Hilda berharap setelah hajatan besarnya, artis Asyanti mau berkunjung dan ikut mempromosikan pariwisata Bengkulu terutama Benteng Marlborough, peninggalan Inggris di Kota Bengkulu.
Benteng yang didirikan oleh East India Company (EIC) tahun 1714-1719 di bawah pimpinan gubernur Joseph Callet sebagai benteng pertahanan Inggris. Apalagi leluhur Asyanti, Edward Coles, pernah in charge di benteng itu.
Asyanti dengan jutaan follower di media sosialnya pastinya tidak keberatan untuk mengunjungi tanah leluhur dan mempromosikan lewat tayangan Pulang Kampung, misalnya, tegas Hilda Ansariah Sabri.
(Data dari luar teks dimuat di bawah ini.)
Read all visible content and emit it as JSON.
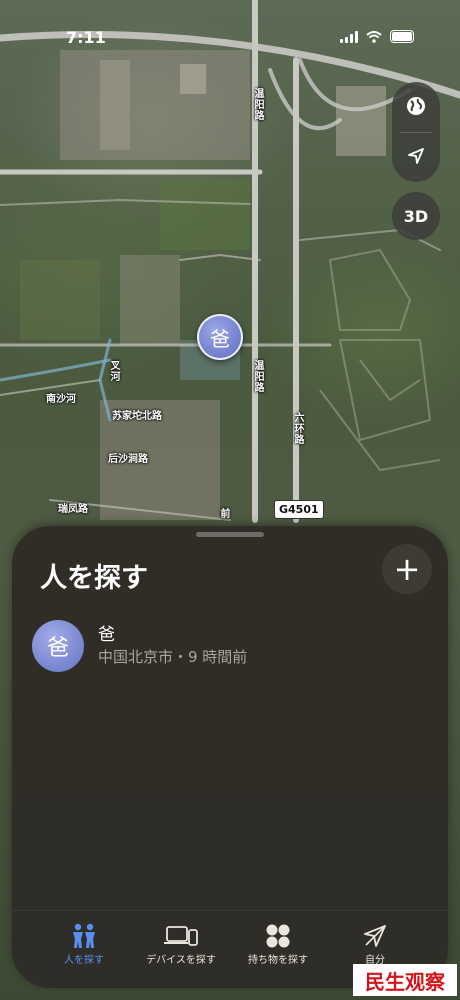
{
  "status_bar": {
    "time": "7:11"
  },
  "map": {
    "road_labels": {
      "wenyang_road_top": "温阳路",
      "wenyang_road_mid": "温阳路",
      "liuhuan_road": "六环路",
      "nanshahe": "南沙河",
      "chahe": "叉河",
      "suji_tuo_bei_road": "苏家坨北路",
      "houshajian_road": "后沙涧路",
      "ruifeng_road": "瑞凤路",
      "qian_fragment": "前"
    },
    "highway_shield": "G4501",
    "controls": {
      "btn_3d": "3D"
    },
    "pin_glyph": "爸"
  },
  "sheet": {
    "title": "人を探す",
    "add_symbol": "+",
    "people": [
      {
        "avatar_glyph": "爸",
        "name": "爸",
        "subtitle": "中国北京市・9 時間前"
      }
    ]
  },
  "tabbar": {
    "tabs": [
      {
        "label": "人を探す",
        "icon": "people-icon",
        "active": true
      },
      {
        "label": "デバイスを探す",
        "icon": "devices-icon",
        "active": false
      },
      {
        "label": "持ち物を探す",
        "icon": "items-icon",
        "active": false
      },
      {
        "label": "自分",
        "icon": "me-icon",
        "active": false
      }
    ],
    "active_color": "#5b8ef5"
  },
  "watermark": "民生观察"
}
Dia berharap Pemda Provinsi Bengkulu pro-aktif dan segera merespons usulan-usulan masyarakatnya.
“Tahun 2010 saya pernah diundang diskusi dengan jajaran Pentahelix oleh Dinas Pariwisata setempat membahas daya tarik Benteng Marlborough. Semoga kehadiran Asyanti bisa memberikan dampak berganda bagi pariwisata Bengkulu khususnya benteng yang jadi andalan,” tambahnya.